Publié le 20 novembre 2011 par Paule @patty0green
Pseudonyme déf. : Nom d’emprunt que s’est donné quelqu'un pour dissimuler ou cacher son identité.
Remix :
Pseudonyme déf. : Nom d’emprunt que s’est donné quelqu'un pour révéler ou explorer ses potentiels identitaires.

Le pseudonyme n'est pas une mode
Loin de moi la prétention, ni l'envie de faire l'histoire du pseudonyme ou de l'avatar en arts visuels ou en littérature pour en défendre la pertinence.
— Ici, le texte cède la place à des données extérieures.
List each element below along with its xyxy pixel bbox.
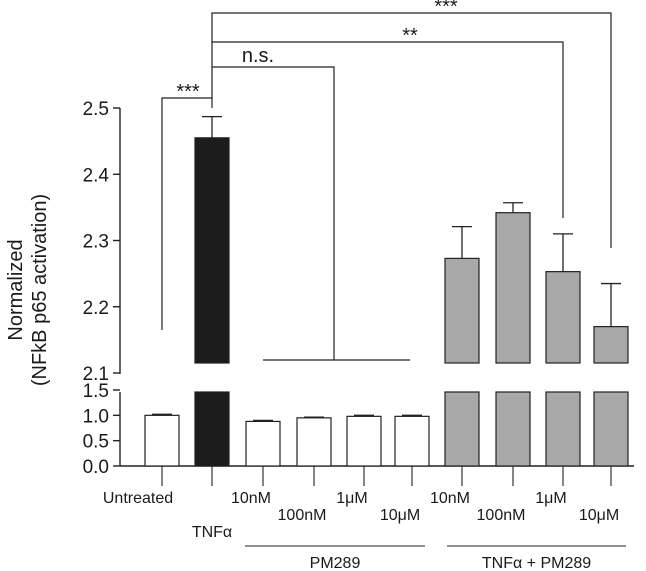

Cette histoire est aussi riche que complexe, aussi ancienne que récente, c'est-à-dire, liée aux technologies numériques (ou à la culture affro-américaine/hip hop, comme l'affirme DJ Spooky), comme l'ont démontré les communications présentées lors d'une conférence à Stanford University à laquelle j'ai participé il y a quelques années.
Ce qui est drôle à propos du pseudonyme, c'est que lorsqu'on y réfléchit un peu, on réalise qu'on possède presque tous une histoire intime à propos de celui-ci. Son origine est multiple et la question de sa pertinence est impertinente : le pseudonyme est un phénomène anthropologique, il se manifeste chez tous les êtres humains à qui l'on a attribué un nom derrière lequel se
dissimule/révèle une identité, mais surtout des potentiels identitaires. Le nom ne sert-il pas d'entrée de jeu à dissimuler/révéler quelque chose?
Une histoire intime
Dans ma vie intra-utérine, je m'appelais Lucianne. Je suis née Paule, mais mes parents n'ont pas pu se défaire de ce premier nom qui figure, encore à ce jour, sur mon passeport. Ma mère s'appelle Lucie. En tant que Lucianne, je suis un peu elle.
Mes parents m'ont finalement appelée Paule parce que l'un des meilleurs amis de mon père, à l'époque, s'appelait Paul. Il était né, tout comme moi, un 19 juin. J'étais donc un peu Paul. Lorsque en sixième année de primaire, j'ai appris que ma chanteuse préférée Paula Abdul était née la même date, il y avait alors là pour moi une corrélation nécessaire. Les Paule, Paula, Paul étaient nés le 19 juin. Nous étions tous un peu la même personne.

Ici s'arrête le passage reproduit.